= Kalisto Lado =

South Sudanese lawyer and politician

Kalisto Lado is a South Sudanese lawyer and politician. He is the former mayor of the Juba City Council. He was appointed as Mayor of the JCC by the governor of Central Equatoria State, Emmanuel Adil in March 2021. He was shortly axed from his position by the state governor, Emmanuel Adil.

Kalisto also served as press secretary in the office of vice president, James Wani Igga.

== Arrest ==
In March 2024, Kalisto was arrested by security agents at his house in Juba and detained for nearly 6 months under unclear circumstances.

In August, Vice President Dr. James Wani Igga disclosed that the government ordered the arrest of the lawyer and former mayor.

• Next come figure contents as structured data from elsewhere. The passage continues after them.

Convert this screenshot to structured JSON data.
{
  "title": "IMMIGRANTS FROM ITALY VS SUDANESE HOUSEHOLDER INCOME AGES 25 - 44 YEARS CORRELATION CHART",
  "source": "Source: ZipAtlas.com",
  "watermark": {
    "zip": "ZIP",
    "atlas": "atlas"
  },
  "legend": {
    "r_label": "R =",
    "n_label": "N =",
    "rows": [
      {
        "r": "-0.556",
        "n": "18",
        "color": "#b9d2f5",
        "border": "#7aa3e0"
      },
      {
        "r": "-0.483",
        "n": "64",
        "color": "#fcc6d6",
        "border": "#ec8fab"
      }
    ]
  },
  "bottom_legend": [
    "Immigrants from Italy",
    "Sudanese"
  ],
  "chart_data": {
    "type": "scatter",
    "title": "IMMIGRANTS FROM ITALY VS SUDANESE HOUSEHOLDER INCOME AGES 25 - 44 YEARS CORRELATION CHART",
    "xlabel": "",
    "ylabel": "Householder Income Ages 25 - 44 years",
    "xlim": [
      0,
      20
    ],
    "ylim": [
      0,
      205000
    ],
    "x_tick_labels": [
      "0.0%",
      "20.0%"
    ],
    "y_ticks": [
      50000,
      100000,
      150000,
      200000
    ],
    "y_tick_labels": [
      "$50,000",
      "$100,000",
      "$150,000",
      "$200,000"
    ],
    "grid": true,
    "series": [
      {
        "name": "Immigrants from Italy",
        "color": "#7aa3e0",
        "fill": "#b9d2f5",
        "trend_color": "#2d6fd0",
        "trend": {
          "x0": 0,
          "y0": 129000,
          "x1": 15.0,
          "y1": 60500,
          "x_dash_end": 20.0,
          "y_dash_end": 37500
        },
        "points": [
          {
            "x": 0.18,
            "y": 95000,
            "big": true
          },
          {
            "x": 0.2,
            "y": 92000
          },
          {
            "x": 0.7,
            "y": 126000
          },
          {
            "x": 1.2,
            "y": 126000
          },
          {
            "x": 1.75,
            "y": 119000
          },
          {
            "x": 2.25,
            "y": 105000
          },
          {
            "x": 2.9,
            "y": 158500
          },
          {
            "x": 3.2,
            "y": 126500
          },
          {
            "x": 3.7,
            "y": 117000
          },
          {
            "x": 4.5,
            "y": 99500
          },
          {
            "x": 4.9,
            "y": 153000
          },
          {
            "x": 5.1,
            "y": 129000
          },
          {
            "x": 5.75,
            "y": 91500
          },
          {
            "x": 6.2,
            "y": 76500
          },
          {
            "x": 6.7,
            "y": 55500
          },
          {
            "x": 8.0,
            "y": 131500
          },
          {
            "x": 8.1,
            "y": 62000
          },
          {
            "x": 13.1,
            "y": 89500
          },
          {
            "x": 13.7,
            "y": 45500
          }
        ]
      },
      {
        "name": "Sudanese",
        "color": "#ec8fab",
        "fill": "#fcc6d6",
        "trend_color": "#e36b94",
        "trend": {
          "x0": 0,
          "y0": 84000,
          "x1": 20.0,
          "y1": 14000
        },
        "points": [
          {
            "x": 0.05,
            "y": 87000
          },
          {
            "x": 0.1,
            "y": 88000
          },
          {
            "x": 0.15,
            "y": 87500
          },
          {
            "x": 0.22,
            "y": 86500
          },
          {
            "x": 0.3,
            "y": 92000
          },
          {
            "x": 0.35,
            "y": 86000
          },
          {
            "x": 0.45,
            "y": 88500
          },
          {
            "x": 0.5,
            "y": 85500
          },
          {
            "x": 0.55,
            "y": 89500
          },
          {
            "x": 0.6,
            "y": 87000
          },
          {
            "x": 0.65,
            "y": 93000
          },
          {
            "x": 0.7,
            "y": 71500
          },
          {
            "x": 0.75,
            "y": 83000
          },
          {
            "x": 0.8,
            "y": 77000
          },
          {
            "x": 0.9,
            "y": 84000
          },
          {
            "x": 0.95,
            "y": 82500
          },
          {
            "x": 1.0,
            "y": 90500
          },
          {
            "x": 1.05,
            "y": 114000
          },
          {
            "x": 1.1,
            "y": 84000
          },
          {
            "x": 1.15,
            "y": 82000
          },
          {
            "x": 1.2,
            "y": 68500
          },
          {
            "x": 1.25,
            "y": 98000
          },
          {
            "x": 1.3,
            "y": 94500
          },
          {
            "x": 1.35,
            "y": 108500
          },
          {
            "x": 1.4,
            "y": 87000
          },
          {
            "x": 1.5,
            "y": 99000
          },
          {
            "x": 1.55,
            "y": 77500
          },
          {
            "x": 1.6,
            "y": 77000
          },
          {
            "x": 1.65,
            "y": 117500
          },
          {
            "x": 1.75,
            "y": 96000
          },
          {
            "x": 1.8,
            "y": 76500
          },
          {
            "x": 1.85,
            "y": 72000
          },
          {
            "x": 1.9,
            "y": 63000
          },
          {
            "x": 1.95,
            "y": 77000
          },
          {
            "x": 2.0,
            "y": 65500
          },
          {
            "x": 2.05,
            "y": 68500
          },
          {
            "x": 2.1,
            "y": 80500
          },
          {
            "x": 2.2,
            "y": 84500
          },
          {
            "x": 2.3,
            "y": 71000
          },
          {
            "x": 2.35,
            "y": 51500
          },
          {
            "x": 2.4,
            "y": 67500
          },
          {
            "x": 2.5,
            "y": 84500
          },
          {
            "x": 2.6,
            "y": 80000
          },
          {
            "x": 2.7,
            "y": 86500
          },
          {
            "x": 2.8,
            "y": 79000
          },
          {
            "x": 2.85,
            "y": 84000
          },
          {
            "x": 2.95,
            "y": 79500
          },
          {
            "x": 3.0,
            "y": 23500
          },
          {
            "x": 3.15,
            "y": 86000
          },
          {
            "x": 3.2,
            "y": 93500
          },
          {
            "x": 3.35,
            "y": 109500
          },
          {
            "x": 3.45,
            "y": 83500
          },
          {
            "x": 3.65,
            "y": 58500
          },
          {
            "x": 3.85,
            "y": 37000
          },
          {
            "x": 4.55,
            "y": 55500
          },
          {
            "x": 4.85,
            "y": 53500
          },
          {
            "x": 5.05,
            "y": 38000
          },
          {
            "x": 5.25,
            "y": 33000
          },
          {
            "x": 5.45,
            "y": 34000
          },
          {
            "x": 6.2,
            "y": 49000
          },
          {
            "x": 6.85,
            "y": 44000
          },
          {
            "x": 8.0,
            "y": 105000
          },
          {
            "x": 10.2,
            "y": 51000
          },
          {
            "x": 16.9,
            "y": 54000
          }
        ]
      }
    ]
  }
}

In April, a month after Kalisto's arrest, his legal advocate reported being threatened by unknown security personnel asking him to withdraw a lawsuit at the East African Court of Justice, demanding the release of his colleague.

In June, a lawyer representing Kalisto at the Pan African Law Chamber revealed that the South Sudan government had charged the former mayor with attempts to overthrow the government, supplying weapons, and conspiracy.

== Release from detention ==
In September 2024, the National Security Service released Kalisto after a 6-month detention without any formal trial.